Gesù incontra il rifiuto ad accogliere nelle sue parole e nei suoi gesti l’invito a cambiare vita ad orientarsi al Dio delle promesse; si scontra con il cuore indurito, l’incredulità di fondo, la non disponibilità a cambiare, e condivide così l’esperienza dolorosa dei profeti rifiutati perché il loro parlare mette in crisi: “disse loro: «Un profeta non è disprezzato se non nella sua patria, tra i suoi parenti e in casa sua». E lì non poteva compiere nessun prodigio, ma solo impose le mani a pochi malati e li guarì. E si meravigliava della loro incredulità”. (Mc 6,5-6)

Al termine di una sezione del suo vangelo in cui Gesù è stato presentato nel suo insegnare e nel compiere segni di liberazione (Mc 3,7-6,6), Marco indica l’approfondirsi di un rifiuto che coinvolge anche i compaesani di Gesù e si allarga progressivamente. E’ un rifiuto generato dall’incredulità, dalla chiusura del cuore. E’ preferire la religiosità del miracolo e dell’interesse all’affidamento nel cambiare vita nel senso della fraternità e del servizio.

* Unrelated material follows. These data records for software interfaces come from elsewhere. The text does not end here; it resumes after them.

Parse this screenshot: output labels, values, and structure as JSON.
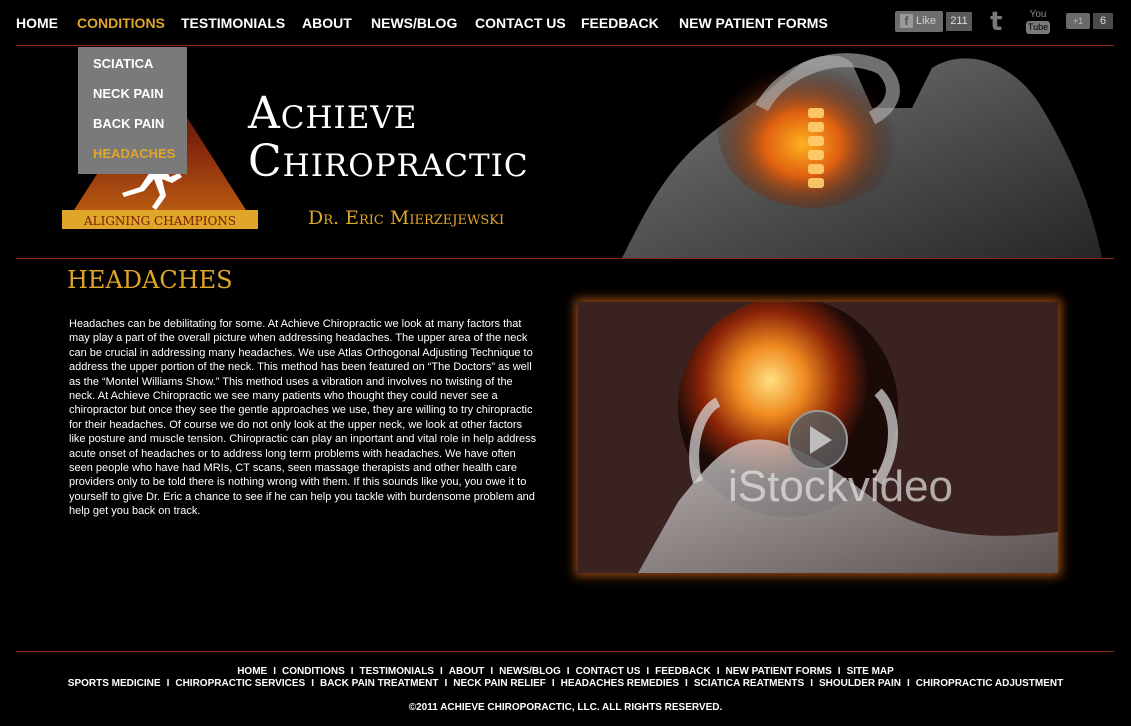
{
  "nav": {
    "items": [
      "HOME",
      "CONDITIONS",
      "TESTIMONIALS",
      "ABOUT",
      "NEWS/BLOG",
      "CONTACT US",
      "FEEDBACK",
      "NEW PATIENT FORMS"
    ],
    "active": "CONDITIONS"
  },
  "social": {
    "facebook_label": "Like",
    "facebook_count": "211",
    "youtube_top": "You",
    "youtube_bottom": "Tube",
    "gplus_label": "+1",
    "gplus_count": "6"
  },
  "dropdown": {
    "items": [
      "SCIATICA",
      "NECK PAIN",
      "BACK PAIN",
      "HEADACHES"
    ],
    "active": "HEADACHES"
  },
  "brand": {
    "line1": "Achieve",
    "line2": "Chiropractic",
    "doctor": "Dr. Eric Mierzejewski",
    "logo_tagline": "ALIGNING CHAMPIONS"
  },
  "page": {
    "title": "HEADACHES",
    "body": "Headaches can be debilitating for some. At Achieve Chiropractic we look at many factors that may play a part of the overall picture when addressing headaches. The upper area of the neck can be crucial in addressing many headaches. We use Atlas Orthogonal Adjusting Technique to address the upper portion of the neck. This method has been featured on “The Doctors” as well as the “Montel Williams Show.” This method uses a vibration and involves no twisting of the neck. At Achieve Chiropractic we see many patients who thought they could never see a chiropractor but once they see the gentle approaches we use, they are willing to try chiropractic for their headaches. Of course we do not only look at the upper neck, we look at other factors like posture and  muscle tension. Chiropractic can play an inportant and vital role in help address acute onset of headaches or to address long term problems with headaches. We have often seen people who have had MRIs, CT scans, seen massage therapists and other health care providers only to be told there is nothing wrong with them. If this sounds like you, you owe it to yourself to give Dr. Eric a chance to see if he can help you tackle with burdensome problem and help get you back on track."
  },
  "video": {
    "watermark": "iStockvideo"
  },
  "footer": {
    "row1": [
      "HOME",
      "CONDITIONS",
      "TESTIMONIALS",
      "ABOUT",
      "NEWS/BLOG",
      "CONTACT US",
      "FEEDBACK",
      "NEW PATIENT FORMS",
      "SITE MAP"
    ],
    "row2": [
      "SPORTS MEDICINE",
      "CHIROPRACTIC SERVICES",
      "BACK PAIN TREATMENT",
      "NECK PAIN RELIEF",
      "HEADACHES REMEDIES",
      "SCIATICA REATMENTS",
      "SHOULDER PAIN",
      "CHIROPRACTIC ADJUSTMENT"
    ],
    "separator": "I",
    "copyright": "©2011 ACHIEVE CHIROPORACTIC, LLC. ALL RIGHTS RESERVED."
  },
  "colors": {
    "accent": "#e0a62a",
    "rule": "#8a2a10",
    "dropdown_bg": "#7a7a7a"
  }
}
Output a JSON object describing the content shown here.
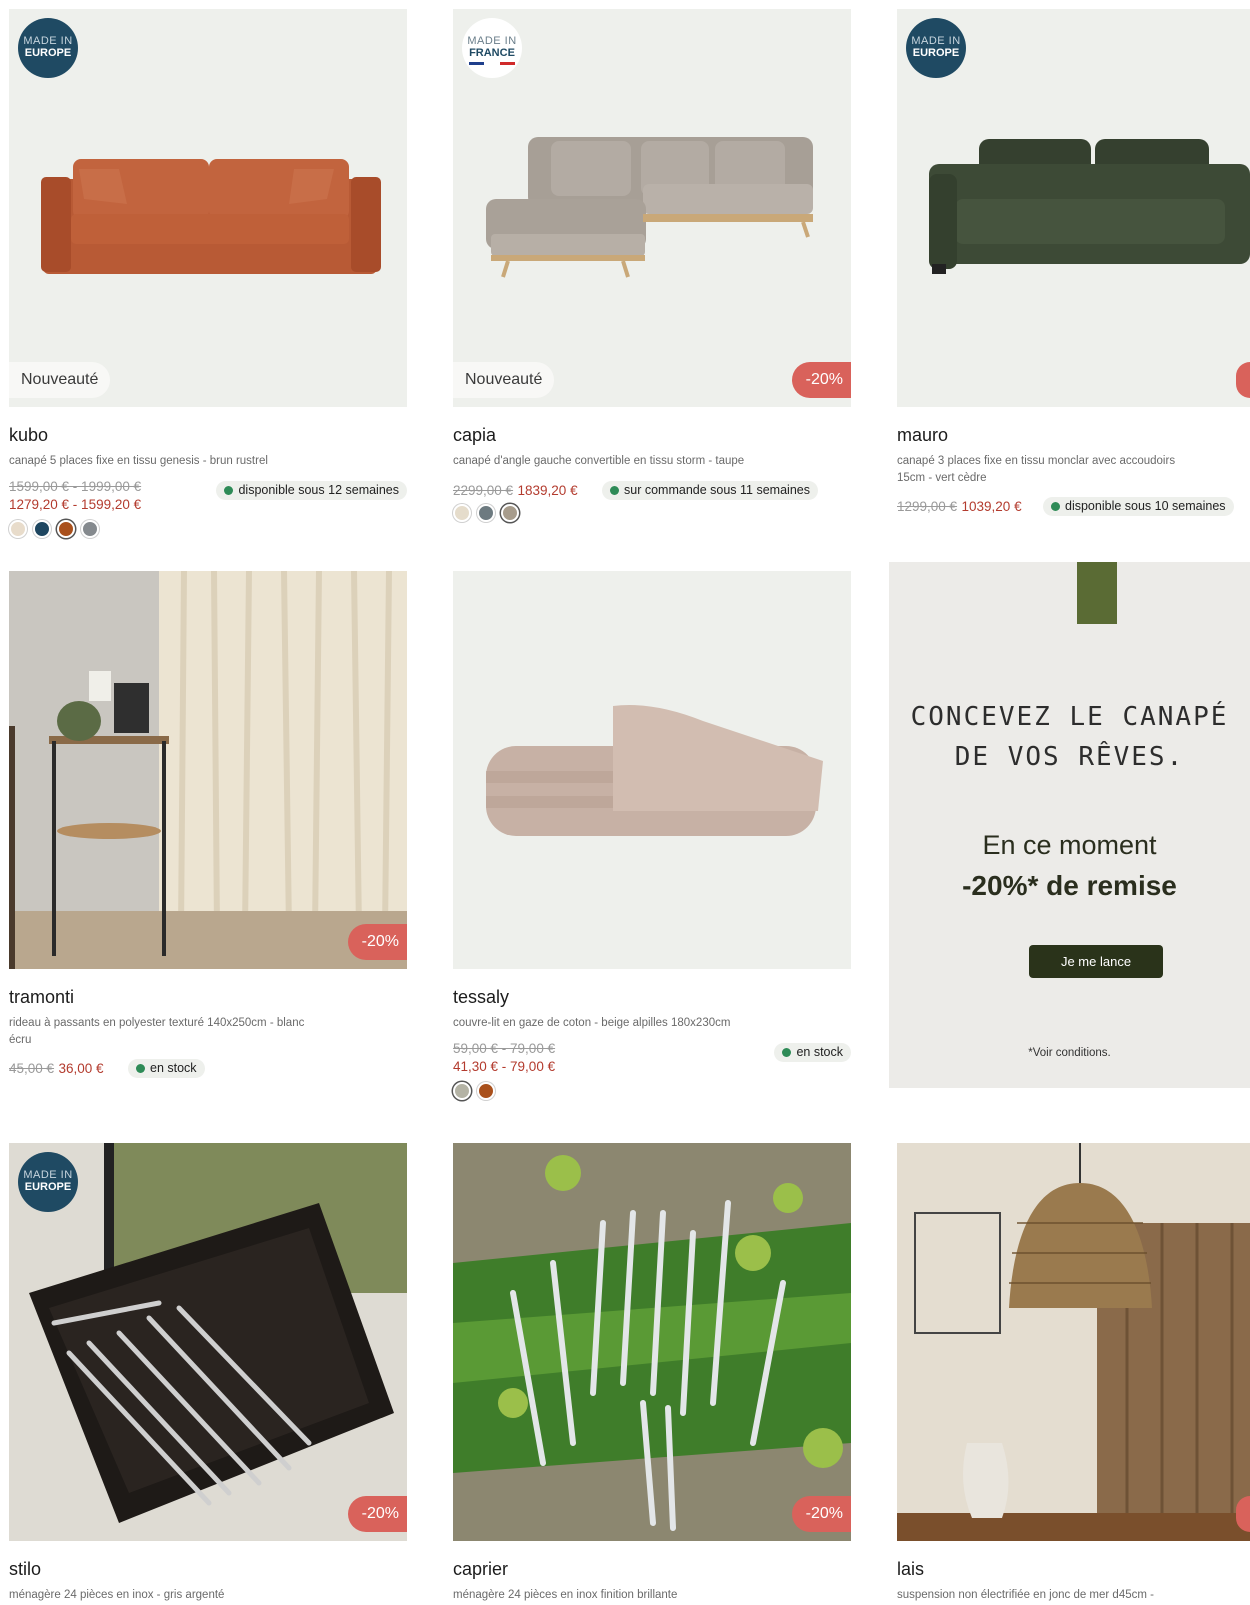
{
  "products": [
    {
      "name": "kubo",
      "desc": "canapé 5 places fixe en tissu genesis - brun rustrel",
      "old": "1599,00 € - 1999,00 €",
      "new": "1279,20 € - 1599,20 €",
      "stock": "disponible sous 12 semaines",
      "badge": "Nouveauté",
      "made_l1": "MADE IN",
      "made_l2": "EUROPE"
    },
    {
      "name": "capia",
      "desc": "canapé d'angle gauche convertible en tissu storm - taupe",
      "old": "2299,00 €",
      "new": "1839,20 €",
      "stock": "sur commande sous 11 semaines",
      "badge": "Nouveauté",
      "discount": "-20%",
      "made_l1": "MADE IN",
      "made_l2": "FRANCE"
    },
    {
      "name": "mauro",
      "desc": "canapé 3 places fixe en tissu monclar avec accoudoirs 15cm - vert cèdre",
      "old": "1299,00 €",
      "new": "1039,20 €",
      "stock": "disponible sous 10 semaines",
      "made_l1": "MADE IN",
      "made_l2": "EUROPE"
    },
    {
      "name": "tramonti",
      "desc": "rideau à passants en polyester texturé 140x250cm - blanc écru",
      "old": "45,00 €",
      "new": "36,00 €",
      "stock": "en stock",
      "discount": "-20%"
    },
    {
      "name": "tessaly",
      "desc": "couvre-lit en gaze de coton - beige alpilles 180x230cm",
      "old": "59,00 € - 79,00 €",
      "new": "41,30 € - 79,00 €",
      "stock": "en stock"
    },
    {
      "name": "stilo",
      "desc": "ménagère 24 pièces en inox - gris argenté",
      "discount": "-20%",
      "made_l1": "MADE IN",
      "made_l2": "EUROPE"
    },
    {
      "name": "caprier",
      "desc": "ménagère 24 pièces en inox finition brillante",
      "discount": "-20%"
    },
    {
      "name": "lais",
      "desc": "suspension non électrifiée en jonc de mer d45cm -"
    }
  ],
  "swatches": {
    "kubo": [
      "#e8dccb",
      "#1e4660",
      "#a9501c",
      "#858a8e"
    ],
    "capia": [
      "#e5dccb",
      "#6d7a80",
      "#a79c8c"
    ],
    "tessaly": [
      "#b4b3a5",
      "#a9501c"
    ]
  },
  "promo": {
    "script_line1": "CONCEVEZ LE CANAPÉ",
    "script_line2": "DE VOS RÊVES.",
    "line1": "En ce moment",
    "line2": "-20%* de remise",
    "cta": "Je me lance",
    "conditions": "*Voir conditions."
  },
  "colors": {
    "accent_price": "#b33b2e",
    "discount_badge": "#d9625b",
    "stock_dot": "#2e8b57",
    "made_badge": "#1f4a63",
    "cta": "#2a331a"
  }
}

Ma Gesù non si lascia vincere da questa chiusura. Marco osserva che “Gesù percorreva i villaggi d’intorno, insegnando”. E’ venuto per andare oltre, oltre le frontiere che dividono le persone tra giusti e ingiusti, oltre i confini dell’esclusione, oltre anche le barriere del rifiuto. Gesù percorreva i villaggi, il suo camminare passa attraverso i percorsi della vita ordinaria sempre al di là di ogni chiusura.